Bonds are a debt instrument or an IOU. They contribute an element of stability to any diversified portfolio. Bonds are a safe and conservative investment that offers relatively low volatility, high liquidity and a measure of legal protection. When you invest in bonds, you lend money to the bond issuer (corporations, local/ federal Governments). You lend them the money for a specified period of time known as the bond term. They in turn pay you interest at a specified interest rate. The downside is a lower rate of return.
4. Real estate
Real estate is the most common type of tangible assets that people own. It offers passive income and long-term wealth. You can create regular income and cash flow, protect against inflation and build equity for the future with real estate investment opportunities(REIT’s – Real Estate Investment Trusts, rental properties – residential, commercial, industrial, retail e.t.c). The major drawback is it requires a lot of upfront capital and you lose liquidity.

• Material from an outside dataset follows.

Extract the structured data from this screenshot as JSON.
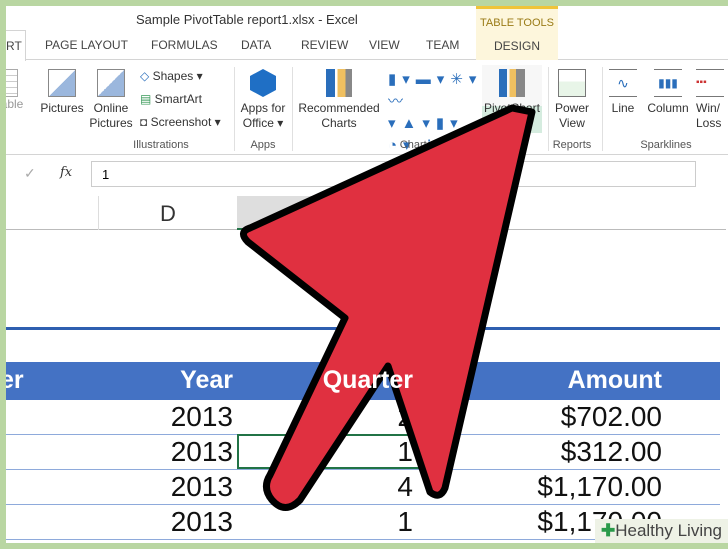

Commodities offer an inflation hedge unmatched by other asset classes and the prospect of improved risk-adjusted returns. It benefits investors during economic uncertainties. They are riskier forms of investments with opportunities to make huge profits. Another downside of commodities is that they are susceptible to weather and regulatory risks. Commodities can be divided into four sectors;
- Agriculture – livestock, wheat, corn
- Energy – natural gas, coal, crude oil
- Industrial metals – Steel
- Precious metals – Gold, Silver
Your portfolio is considered balanced when it includes investments spread across various assets. Diversifying your portfolio is ideal because it helps to reduce risk while maximizing returns. Assets all have their advantages and disadvantages. Consider your risk tolerance and financial goals before opting for any investment option.